Friday, March 04, 2005

Welp, still no internship. This has definitely been a Titanic week.

One more person finally got one the other night--it was the one remaining place that had asked me for my application materials.

This basically means that now my entire life is going to be in limbo for yet another year. If I were ten years younger, this wouldn't be such a terrible thing, but I am turning 38 this year, and I have really been wanting to have kids sometime this life--not the next one (and I don't believe in long-term daycare for infants.)

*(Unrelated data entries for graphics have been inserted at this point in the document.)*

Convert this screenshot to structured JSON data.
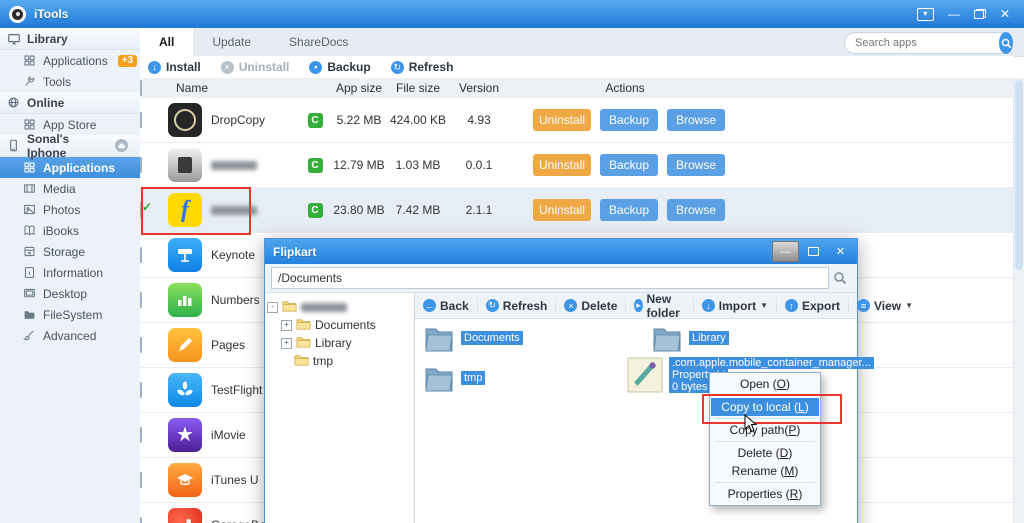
{
  "colors": {
    "accent": "#3f96e8",
    "button_orange": "#efa944",
    "button_blue": "#5ba0e5",
    "selection": "#3d8fe0",
    "badge_green": "#35ae3b",
    "annotation_red": "#e8382e"
  },
  "titlebar": {
    "title": "iTools",
    "controls": [
      "skin-menu",
      "minimize",
      "restore",
      "close"
    ]
  },
  "sidebar": {
    "sections": [
      {
        "header": "Library",
        "icon": "monitor",
        "items": [
          {
            "label": "Applications",
            "icon": "grid",
            "badge": "+3"
          },
          {
            "label": "Tools",
            "icon": "wrench"
          }
        ]
      },
      {
        "header": "Online",
        "icon": "globe",
        "items": [
          {
            "label": "App Store",
            "icon": "grid"
          }
        ]
      },
      {
        "header": "Sonal's Iphone",
        "icon": "phone",
        "eject": true,
        "items": [
          {
            "label": "Applications",
            "icon": "grid",
            "selected": true
          },
          {
            "label": "Media",
            "icon": "film"
          },
          {
            "label": "Photos",
            "icon": "photo"
          },
          {
            "label": "iBooks",
            "icon": "book"
          },
          {
            "label": "Storage",
            "icon": "disk"
          },
          {
            "label": "Information",
            "icon": "info"
          },
          {
            "label": "Desktop",
            "icon": "desktop"
          },
          {
            "label": "FileSystem",
            "icon": "folder"
          },
          {
            "label": "Advanced",
            "icon": "brush"
          }
        ]
      }
    ]
  },
  "main": {
    "tabs": [
      {
        "label": "All",
        "active": true
      },
      {
        "label": "Update"
      },
      {
        "label": "ShareDocs"
      }
    ],
    "search": {
      "placeholder": "Search apps"
    },
    "toolbar": [
      {
        "label": "Install",
        "glyph": "↓"
      },
      {
        "label": "Uninstall",
        "glyph": "×",
        "disabled": true
      },
      {
        "label": "Backup",
        "glyph": "▪"
      },
      {
        "label": "Refresh",
        "glyph": "↻"
      }
    ],
    "table": {
      "columns": [
        "Name",
        "App size",
        "File size",
        "Version",
        "Actions"
      ],
      "action_labels": [
        "Uninstall",
        "Backup",
        "Browse"
      ],
      "rows": [
        {
          "name": "DropCopy",
          "icon": "dropcopy",
          "cbadge": "C",
          "app_size": "5.22 MB",
          "file_size": "424.00 KB",
          "version": "4.93",
          "actions": true
        },
        {
          "name": "",
          "blurred": true,
          "icon": "silver",
          "cbadge": "C",
          "app_size": "12.79 MB",
          "file_size": "1.03 MB",
          "version": "0.0.1",
          "actions": true
        },
        {
          "name": "",
          "blurred": true,
          "icon": "flipkart",
          "cbadge": "C",
          "app_size": "23.80 MB",
          "file_size": "7.42 MB",
          "version": "2.1.1",
          "actions": true,
          "checked": true,
          "selected": true
        },
        {
          "name": "Keynote",
          "icon": "keynote"
        },
        {
          "name": "Numbers",
          "icon": "numbers"
        },
        {
          "name": "Pages",
          "icon": "pages"
        },
        {
          "name": "TestFlight",
          "icon": "testflight"
        },
        {
          "name": "iMovie",
          "icon": "imovie"
        },
        {
          "name": "iTunes U",
          "icon": "itunesu"
        },
        {
          "name": "GarageBand",
          "icon": "garageband"
        }
      ]
    }
  },
  "dialog": {
    "title": "Flipkart",
    "path": "/Documents",
    "window_buttons": [
      "minimize",
      "maximize",
      "close"
    ],
    "tree": [
      {
        "label": "",
        "blurred": true,
        "expander": "-",
        "indent": 0
      },
      {
        "label": "Documents",
        "expander": "+",
        "indent": 1
      },
      {
        "label": "Library",
        "expander": "+",
        "indent": 1
      },
      {
        "label": "tmp",
        "expander": "",
        "indent": 1
      }
    ],
    "toolbar": [
      {
        "label": "Back",
        "glyph": "←"
      },
      {
        "label": "Refresh",
        "glyph": "↻"
      },
      {
        "label": "Delete",
        "glyph": "×"
      },
      {
        "label": "New folder",
        "glyph": "▸"
      },
      {
        "label": "Import",
        "glyph": "↓",
        "caret": true
      },
      {
        "label": "Export",
        "glyph": "↑"
      },
      {
        "label": "View",
        "glyph": "≡",
        "caret": true
      }
    ],
    "folders": [
      "Documents",
      "Library",
      "tmp"
    ],
    "file": {
      "name": ".com.apple.mobile_container_manager...",
      "type": "Property Li",
      "size": "0 bytes"
    }
  },
  "context_menu": {
    "items": [
      {
        "label": "Open",
        "key": "O",
        "spaced": true,
        "sep_after": true
      },
      {
        "label": "Copy to local",
        "key": "L",
        "spaced": true,
        "highlighted": true,
        "sep_after": true
      },
      {
        "label": "Copy path",
        "key": "P",
        "spaced": false,
        "sep_after": true
      },
      {
        "label": "Delete",
        "key": "D",
        "spaced": true
      },
      {
        "label": "Rename",
        "key": "M",
        "spaced": true,
        "sep_after": true
      },
      {
        "label": "Properties",
        "key": "R",
        "spaced": true
      }
    ]
  }
}
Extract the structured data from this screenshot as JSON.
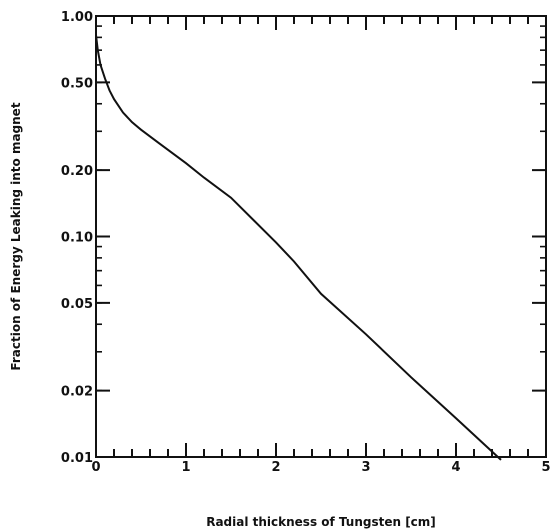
{
  "chart_data": {
    "type": "line",
    "title": "",
    "xlabel": "Radial thickness of Tungsten [cm]",
    "ylabel": "Fraction of Energy Leaking into magnet",
    "xlim": [
      0,
      5
    ],
    "ylim": [
      0.01,
      1.0
    ],
    "yscale": "log",
    "grid": false,
    "x_ticks": [
      "0",
      "1",
      "2",
      "3",
      "4",
      "5"
    ],
    "y_ticks": [
      "1.00",
      "0.50",
      "0.20",
      "0.10",
      "0.05",
      "0.02",
      "0.01"
    ],
    "series": [
      {
        "x": [
          0.0,
          0.02,
          0.05,
          0.1,
          0.15,
          0.2,
          0.3,
          0.4,
          0.5,
          0.7,
          1.0,
          1.2,
          1.5,
          2.0,
          2.2,
          2.5,
          3.0,
          3.5,
          4.0,
          4.5
        ],
        "y": [
          0.82,
          0.7,
          0.6,
          0.52,
          0.46,
          0.42,
          0.365,
          0.33,
          0.305,
          0.265,
          0.215,
          0.185,
          0.15,
          0.094,
          0.077,
          0.055,
          0.036,
          0.023,
          0.015,
          0.0097
        ]
      }
    ]
  }
}
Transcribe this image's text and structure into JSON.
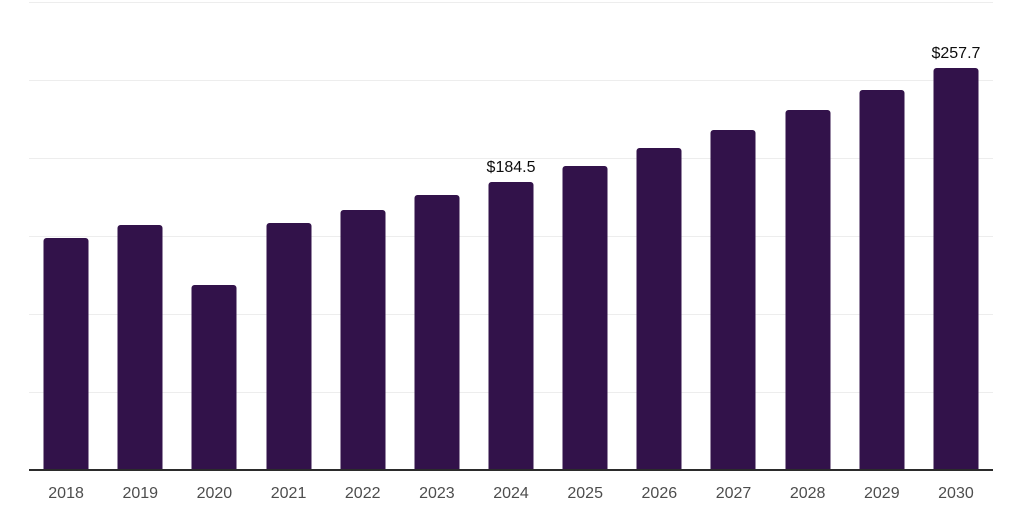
{
  "chart_data": {
    "type": "bar",
    "title": "",
    "xlabel": "",
    "ylabel": "",
    "categories": [
      "2018",
      "2019",
      "2020",
      "2021",
      "2022",
      "2023",
      "2024",
      "2025",
      "2026",
      "2027",
      "2028",
      "2029",
      "2030"
    ],
    "values": [
      148.6,
      157.1,
      118.6,
      158.3,
      166.5,
      176.0,
      184.5,
      195.1,
      206.2,
      218.0,
      230.5,
      243.7,
      257.7
    ],
    "value_labels": {
      "2024": "$184.5",
      "2030": "$257.7"
    },
    "ylim": [
      0,
      300
    ],
    "gridline_step": 50,
    "grid": true,
    "legend": false,
    "y_tick_labels_visible": false
  },
  "colors": {
    "background": "#ffffff",
    "bar": "#32124A",
    "gridline": "#EDEDED",
    "axis_line": "#2B2B2B",
    "tick_label": "#4D4D4D",
    "value_label": "#0D0D0D"
  }
}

Clearly I am going to have to drastically rearrange my expectations for some very important things in my life. I was really ready to be done with school after--what, ten years? So knowing that I will be doing this for at least another year, if not two, is a bit disheartening.

While I don't really think I feel that bad, I have had three nightmares already this week (I almost never have nightmares.) They are pretty classic, standard nightmares--I'll probably have the one about teeth falling out pretty soon if this keeps up, although I'm a little old for that one.

1. People are stealing my stuff!
A classic anxiety nightmare. This dream involves having all my most important and precious possessions with me in some really squalid environment, and I can't protect it from theft because the doors won't lock or even close, I can't carry it all around at once, and I have to get somewhere. At some point, the garbage workers come and haul away most of my stuff to the dump when I am trying to get my door to lock--that is, what's left of it after people on the street have already picked through it.

2. Bugs, bugs, bugs!
A classic creepy nightmare. (My apartment has ants, so of course they found their way into my dream, too.) I dream that while I am trying to get ants off my food, I realize that they are coming from a hole in my right arm!! I realize that while I wasn't watching they must have found a way into my arm and made a nest there, and all I can do is hope that I can get most of them out. (This is the dream that has found its way into the urban legend about face powder.)

3. Trapped underwater in car.
A classic panic nightmare. I am riding in a car with a friend, and while looking at some beautiful moonlit lakes next to the road, I suddenly realize that they are violently overflowing across the road at the bottom of a hill. It's too late to stop, and although we think we might be able to get through it, we are swept off the road by the torrent into the dark waters of the lake. Yikes!